Abi and I took a walk on the roads by our home, and as we neared our house again, we could see (and hear!) that Hannah had the little boys playing outside. Their childlike exuberance was something to behold and as I walked around snapping a few pictures of them with my phone, I felt something akin to envy.


Because my whole life, straight through from my childhood, I feel like I’ve been saddled with shame. I didn’t go to church or know God as anything more than some invisible, untouchable presence people entered into when they went to church, which we didn’t do. I was well-loved but I didn’t know the love of a God who could save me from myself.


And so I now carry the scars of a one who needed saving but didn’t know it.


Sometimes I feel the weight of who I once was, and it threatens to smother me. But strangely, I was never rebellious or wild or out-of-control. Someone carrying around such baggage as I do seems as though they would have lived a life filled with drugs or debauchery. I never have. The baggage I carry is more from years of trying to be a Christian without Christ.


It sort of messes with your head, you know? You start to think it’s not real or that your whole experience is a sham.


The devil is a master at planting lies and he’s faithful to water them. Because guilt is a message from God that the relationship has gotten off track and a call for you to confess and allow Him to restore. Guilt is a good thing. It leads to repentance.

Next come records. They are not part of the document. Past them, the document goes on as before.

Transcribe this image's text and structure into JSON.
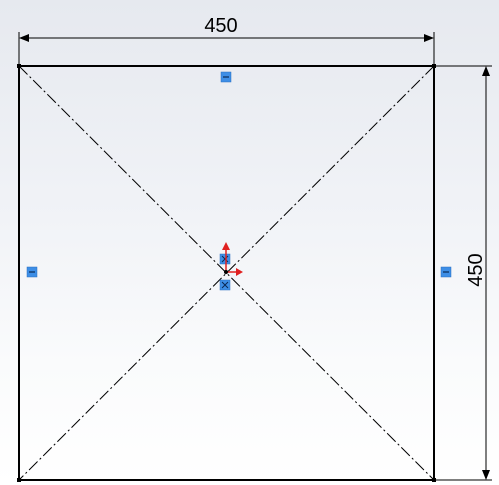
{
  "sketch": {
    "dimension_horizontal": "450",
    "dimension_vertical": "450",
    "colors": {
      "line": "#000000",
      "relation_marker": "#3d8ee6",
      "origin_arrow": "#e02020"
    },
    "icons": {
      "relation_horizontal": "horizontal-relation-icon",
      "relation_vertical": "vertical-relation-icon",
      "relation_coincident": "coincident-relation-icon",
      "origin": "sketch-origin-icon"
    }
  }
}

Shame, on the other hand, is something entirely different and I missed that fact until recently when we were reading through a book on the Sanctuary that a precious friend gifted us. Shame is from the accuser. It’s the message that your sin is too great to be forgiven, even when guilt is prompting you to seek that forgiveness. It’s the counter-attack. It’s the insidiously poisonous thoughts and feelings that work to cast doubt on God’s character of love and mercy.


Guilt and shame are a perfect example of type and anti-type. Because satan has made it his mission to create a counterfeit to every one of God’s truths and we’re all too eager to take the bait.


But if we’re open to the Spirit, and daily bringing ourselves before Him in confession and the plea for His guidance, He will be faithful to reveal to us whether what we’re feeling is from Him or the adversary. But also we can know by this one clear guidepost…


Does what I’m feeling give me hope, or does it leave me feeling hopeless?


A true seeker should never feel hopeless because the One we seek epitomizes hope! He encapsulates it and offers it freely to all who are willing to shed the shame and believe in His sacrifice.


Some things are simply a matter of choosing. And it all boils down to choosing whomwe will serve.